這個地方有個小細節，就是不要-d啟動，觀察錯誤，等沒問題之後再用-d啟動，這樣可以觀察細節。

另外，milvus.yaml如果下載下傳不了就翻牆吧。我還是放一份在這裡吧。https://download.csdn.net/download/iterate7/13081889

安裝對應的admin觀察界面

>> docker pull milvusdb/milvus-em:v0.5.0
>> docker run -d -p 3000:80 -e API_URL=http://192.168.13.218:3000 milvusdb/milvus-em:v0.5.0

然後就可以在界面觀察milvus了。

向量檢索milvus之一：以圖搜圖安裝milvus實驗向量搜尋建索引以圖搜尋利用pic-search-webserver來圖檔向量化利用pic-search-webclient來頁面互動總結參考文獻

實驗向量搜尋

主要是增删改查。
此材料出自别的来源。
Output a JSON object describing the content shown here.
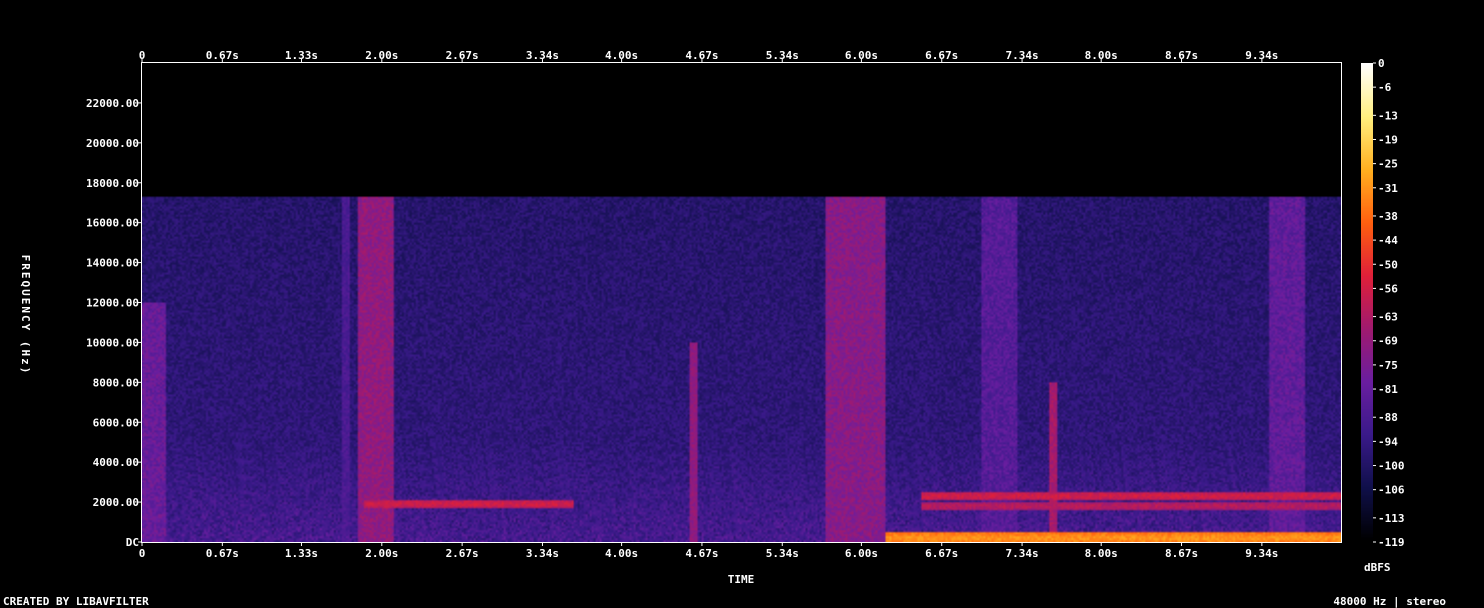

直接看代碼更直接。

import numpy as np
import random
from milvus import Milvus
from milvus import Status

_HOST = '192.168.xx.xx'
_PORT = 19530

# Connect to Milvus Server
milvus = Milvus(_HOST, _PORT)

# Close client instance
# milvus.close()

# Returns the status of the Milvus server.
server_status = milvus.server_status(timeout=4)
print(server_status)


# Vector parameters
_DIM = 8  # dimension of vector

_INDEX_FILE_SIZE = 32  # max file size of stored index

# the demo name.
collection_name = 'example_collection_'
partition_tag = 'demo_tag_'
segment_name= ''

# 10 vectors with 8 dimension, per element is float32 type, vectors should be a 2-D array
vectors = [[random.random() for _ in range(_DIM)] for _ in range(10)]
ids = [i for i in range(10)]

print(vectors)

# Returns the version of the client.
client_version= milvus.client_version()
print(client_version)

# Returns the version of the Milvus server.
server_version = milvus.server_version(timeout=10)
print(server_version)

print("has collection:",milvus.has_collection(collection_name=collection_name, timeout=10))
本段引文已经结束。